Father John Misty is one of the most fascinating figures in contemporary pop culture.
The elastic-limbed folk rocker, who will appear at the Orpheum on Sept. 18, has no shortage of people who hate him. Some find him to be a pretentiously self-serious and self-absorbed hipster dweeb. Other people — such as myself — like him precisely because of this. That is, the method commitment of former Fleet Foxes drummer Josh Tillman to play a character that seems to consciously embody some of the genre’s worst clichés in order to deconstruct them entirely.
Tillman himself says the answer is “somewhere in the middle.” But if this actually is some sort of Indie Kaufman performance art, one thing is true: Josh Tillman is the funniest person in the world. His lyrics are often laugh-out-loud funny, Zevonian in their frequent deployment of acerbic zingers. And his videos just amplify it.
Psychedelic, psychosexual and often downright psychotic, Tillman’s videos act as both companions and flights of fancy. They use unhinged chaos to portray his common themes: love, self-loathing, various existential quandaries. And they are, in large part, hysterically funny.
Ahead of his Orpheum stop, we’ve compiled a list of Father John Misty’s finest comedic moments, from the silly to the outright surreal.
“This is Sally Hatchet”
The video for “This is Sally Hatchet,” the eighth track on 2012’s Fear Fun, falls squarely into the “warped, demented chaos” category of Father John Misty videos. In it, a beautiful and mysterious woman takes a bleeding Tillman on a heavily-armed whirlwind adventure. Why bleeding? Because he’s a vacant-eyed pizzeria employee who just sliced his own fingers off! (Also, if anyone knows where to cop a badass military jacket like the one Tillman wears in the video, HMU.)
“The Night Josh Tillman Came to Our Apartment”

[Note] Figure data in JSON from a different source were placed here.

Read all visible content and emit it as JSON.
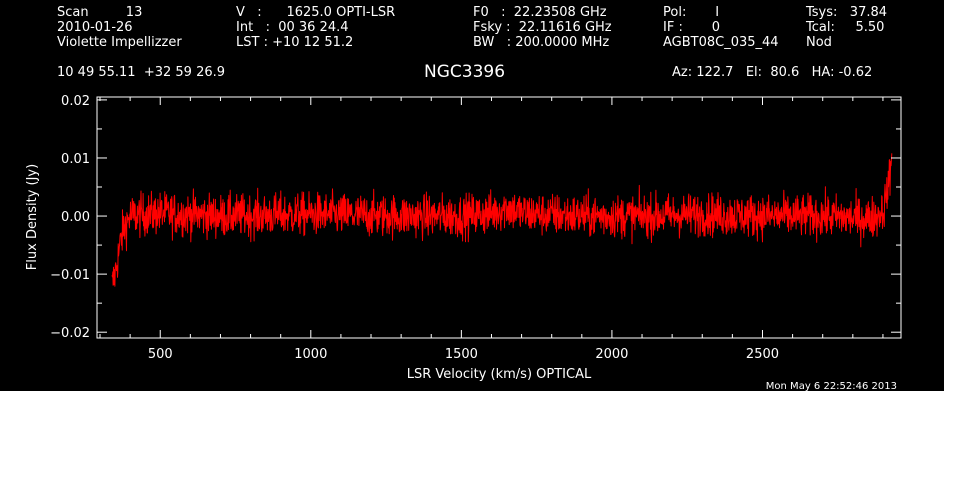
{
  "header": {
    "col1": [
      "Scan         13",
      "2010-01-26",
      "Violette Impellizzer"
    ],
    "col2": [
      "V   :      1625.0 OPTI-LSR",
      "Int   :  00 36 24.4",
      "LST : +10 12 51.2"
    ],
    "col3": [
      "F0   :  22.23508 GHz",
      "Fsky :  22.11616 GHz",
      "BW   : 200.0000 MHz"
    ],
    "col4": [
      "Pol:       I",
      "IF :       0",
      "AGBT08C_035_44"
    ],
    "col5": [
      "Tsys:   37.84",
      "Tcal:     5.50",
      "Nod"
    ],
    "coordinates": "10 49 55.11  +32 59 26.9",
    "source": "NGC3396",
    "pointing": "Az: 122.7   El:  80.6   HA: -0.62",
    "timestamp": "Mon May  6 22:52:46 2013"
  },
  "colors": {
    "background": "#000000",
    "axes": "#ffffff",
    "trace": "#ff0000"
  },
  "chart_data": {
    "type": "line",
    "xlabel": "LSR Velocity (km/s) OPTICAL",
    "ylabel": "Flux Density (Jy)",
    "xlim": [
      290,
      2960
    ],
    "ylim": [
      -0.021,
      0.0205
    ],
    "xticks": [
      500,
      1000,
      1500,
      2000,
      2500
    ],
    "xtick_labels": [
      "500",
      "1000",
      "1500",
      "2000",
      "2500"
    ],
    "yticks": [
      -0.02,
      -0.01,
      0.0,
      0.01,
      0.02
    ],
    "ytick_labels": [
      "−0.02",
      "−0.01",
      "0.00",
      "0.01",
      "0.02"
    ],
    "grid": false,
    "series": [
      {
        "color": "#ff0000",
        "noise_rms": 0.0018,
        "x": [
          340,
          350,
          360,
          370,
          380,
          400,
          500,
          700,
          1000,
          1300,
          1500,
          1600,
          1650,
          1700,
          1900,
          2100,
          2300,
          2500,
          2700,
          2850,
          2880,
          2900,
          2910,
          2920,
          2930
        ],
        "y": [
          -0.012,
          -0.01,
          -0.007,
          -0.004,
          -0.002,
          0.0,
          0.0005,
          0.0,
          0.0003,
          0.0,
          0.0,
          0.0005,
          0.0015,
          0.0005,
          0.0,
          0.0,
          0.0003,
          0.0,
          0.0,
          -0.0005,
          0.0,
          0.001,
          0.003,
          0.006,
          0.01
        ]
      }
    ]
  }
}
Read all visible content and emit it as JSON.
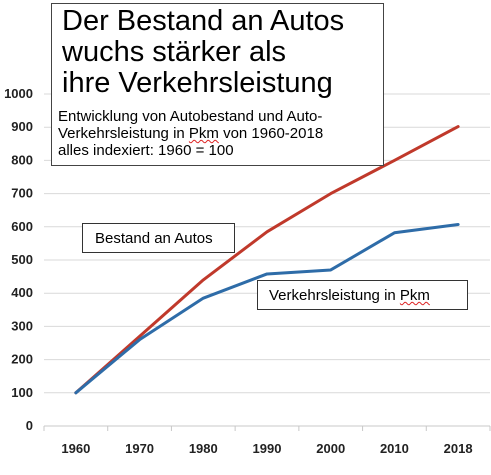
{
  "chart_data": {
    "type": "line",
    "categories": [
      "1960",
      "1970",
      "1980",
      "1990",
      "2000",
      "2010",
      "2018"
    ],
    "series": [
      {
        "name": "Bestand an Autos",
        "values": [
          100,
          270,
          440,
          585,
          700,
          800,
          902
        ],
        "color": "#c0392b"
      },
      {
        "name": "Verkehrsleistung in Pkm",
        "values": [
          100,
          260,
          385,
          458,
          470,
          582,
          607
        ],
        "color": "#2e6ca8"
      }
    ],
    "ylim": [
      0,
      1000
    ],
    "yticks": [
      "0",
      "100",
      "200",
      "300",
      "400",
      "500",
      "600",
      "700",
      "800",
      "900",
      "1000"
    ],
    "grid": true,
    "title": "Der Bestand an Autos wuchs stärker als ihre Verkehrsleistung",
    "subtitle": {
      "line1": "Entwicklung von Autobestand und Auto-",
      "line2_pre": "Verkehrsleistung in ",
      "line2_pkm": "Pkm",
      "line2_post": " von 1960-2018",
      "line3": "alles indexiert: 1960 = 100"
    },
    "title_lines": [
      "Der Bestand an Autos",
      "wuchs stärker als",
      "ihre Verkehrsleistung"
    ],
    "annotations": {
      "autos": "Bestand an Autos",
      "pkm_pre": "Verkehrsleistung in ",
      "pkm_u": "Pkm"
    }
  }
}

I Love You, Honeybear is my favorite album, full stop. “The Night Josh Tillman Came to Our Apartment” is that 2015 record’s fourth track. It finds the titular Tillman painting a portrait of a one-night stand with someone who sounds like a real piece of work. In the video, Tillman plays opposite himself as both sides of this relationship, donning a floppy hat and taking an subtly feminine affectations. Perhaps this is Tillman acknowledging the perceived narcissism that goes with the Father John Misty character. Or maybe he just really liked the 1996 film Multiplicity.
“Total Entertainment Forever”
This Bowie-esque piano rocker is one of Father John Misty’s more star-studded clips. Macaulay Culkin, as Kurt Cobain, is crucified alongside a sax-playing Bill Clinton and, uh, Jon Arbuckle, the guy from Garfield. It’s all a riff on the concept of virtual reality and its ramifications on pacifying humanity, which fits in with the low-key academic undercurrent on the rest of last year’s Pure Comedy. And it also features another famous Tillman(n): Keep an eye out for a cameo by Sean Tillmann, aka Har Mar Superstar.
This year’s God’s Favorite Customer is Tillman’s most personal album yet. It nearly abandons the Father John Misty act entirely, instead focusing on how it’s impacted the real Tillman. “Mr. Tillman” sees the singer having some sort of breakdown, portrayed through his stay in what seems like a Las Vegas hotel stuck in a time loop. Think David Lynch’s version of The Shining. Plus, it pairs dark, surreal images with a song that’s actually one of Tillman’s most upbeat, coasting on a bouncy piano. Unfortunately, Jason Isbell, who has a history of comedic cameos in music videos and is shouted-out in the song, does not appear in the clip.
I have no idea how to describe this one, taken from another track off God’s Favorite Customer. It’s full of surreal animation, which often takes on a sophomoric bent, including people riding flying toilets and a man hugging a giant penis with a face. Occasionally Tillman’s live-action mouth shows up, sometimes in the form of a talking moon or a cigarette smoking ice cream cone. None of this makes any goddamn sense, which is what makes it so funny.
BONUS: “This is America”
Long before Childish Gambino stunned audiences with his video for a song called “This is America,” Father John Misty performed a song called “This is America” on the Adult Swim series Brad Neely’s Harg Nallin’ Sclopio Peepio. Created by cult web animator Brad Neely — the madman behind Baby Cakes and The Professor Brothers — the show ran for just one season. (Apparently Sclopio Peepio was somehow too strange even for Adult Swim.) But in that brief run, it featured Father John Misty singing a song about living in a dumb country, finding dumber ways to die, and *checks notes* Go-GURT.Father John Misty is performing with King Tuff at the Orpheum Theater on Tuesday, Sept. 18.